42% des appartements en location annoncés à Barcelone sont saisonniers

Ceux qui recherchent un appartement en location longue durée à Barcelone le savaient déjà et se retrouvent à chaque fois derrière le même mur : « À louer pour un maximum de 11 mois », préviennent généralement les annonces sur les grands portails immobiliers. . Le sentiment de nombreux locataires qu’il y a de plus en plus de logements chaque mois est évident avec les dernières données de Idéaliste. Jusqu’à présent, on estimait qu’un tiers de l’offre de location disponible et annoncée dans la ville choisissait cette voie. Cependant, etLe bilan du deuxième trimestre 2024 explique l’essor de cette pratique juridique qui n’est pas encore spécifiquement réglementée et peut donc s’appliquer prix du marché libre: les appartements loués uniquement de façon saisonnière représentent déjà 42% de vos annonces. Et de l’autre côté de l’histoire, l’offre de location traditionnelle annoncée (sur cinq ans) a chuté de 45 % l’année dernière.

Cela a été une année intense pour essayer d’appliquer Des politiques pour freiner la hausse des loyers. Et dans la mesure où le gouvernement, avec la loi sur le logement, et le gouvernement catalan – étant la seule communauté qui a choisi d’appliquer le plafond des loyers dans les zones de prix tendus – ont hyperrégulé le marché, il semble se révolter et changer de stratégie. Ainsi, les propriétaires qui ne veulent pas assumer la limitation des loyers et les risques que comportent actuellement les non-paiements ont fait le grand saut vers les contrats saisonniers. Surtout les grands détenteurs et fonds.

À Barcelone, où ce marché était déjà très fort il y a quelques années (compte tenu de l’avalanche de nomades numériques ou « d’expatriés » qui s’installent pour de longues périodes), l’offre à cet égard a augmenté de 48% au cours des 12 derniers mois. Jusqu’à 42% des annonces d’appartements actuellement disponibles. Dans d’autres communes, leur augmentation est beaucoup plus proportionnelle, mais leur représentation est presque résiduelle. Alors que en Barcelone Ce type de contrat est accordé aux Barcelonais qui acceptent un emploi temporaire (à des prix plus élevés) à défaut de trouver un logement stable à un moment plus favorable du marché.
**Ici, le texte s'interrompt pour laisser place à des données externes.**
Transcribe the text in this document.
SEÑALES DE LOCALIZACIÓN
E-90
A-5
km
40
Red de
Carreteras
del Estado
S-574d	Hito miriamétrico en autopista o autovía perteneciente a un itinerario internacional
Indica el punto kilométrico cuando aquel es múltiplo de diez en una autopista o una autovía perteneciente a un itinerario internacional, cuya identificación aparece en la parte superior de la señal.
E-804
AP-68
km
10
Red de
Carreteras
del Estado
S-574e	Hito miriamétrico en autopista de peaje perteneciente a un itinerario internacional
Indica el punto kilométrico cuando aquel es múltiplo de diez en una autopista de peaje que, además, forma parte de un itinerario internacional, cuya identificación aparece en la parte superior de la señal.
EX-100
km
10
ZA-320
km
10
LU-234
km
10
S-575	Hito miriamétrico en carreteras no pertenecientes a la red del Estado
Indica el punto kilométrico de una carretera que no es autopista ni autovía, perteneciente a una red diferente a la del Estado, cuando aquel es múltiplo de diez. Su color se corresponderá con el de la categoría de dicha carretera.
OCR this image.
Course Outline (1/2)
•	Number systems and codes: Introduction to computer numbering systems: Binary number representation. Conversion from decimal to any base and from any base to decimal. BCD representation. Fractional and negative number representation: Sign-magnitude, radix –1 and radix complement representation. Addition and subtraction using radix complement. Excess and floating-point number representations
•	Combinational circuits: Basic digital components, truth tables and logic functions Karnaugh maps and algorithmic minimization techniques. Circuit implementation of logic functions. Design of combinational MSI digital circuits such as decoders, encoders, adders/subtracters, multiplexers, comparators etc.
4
Dans l’ensemble de l’Espagne, où ils avaient beaucoup moins de poids, ils ont également explosé, augmentant en moyenne de 55 % en un an, même si leur poids global est de 13 %. Le cas de Barcelone n’est comparable qu’à celui de Saint-Sébastien, où ils représentent 34% de l’offre annoncée. Madrid est encore loin derrière dans ce segment immobilier, et bien qu’il croisse de 53% en un an, il représente 16% du total.

La ville avec le plus de changements

Le cas de la capitale catalane se démarque tel quel celui avec la plus forte proportion de logements saisonniers proposés en ce momentet aussi la ville où les options pour les appartements de location conventionnels sont les plus réduites. Oui à Barcelone Ce titre a chuté de 45% en un anà Madrid, « seulement » 22 % l’ont fait.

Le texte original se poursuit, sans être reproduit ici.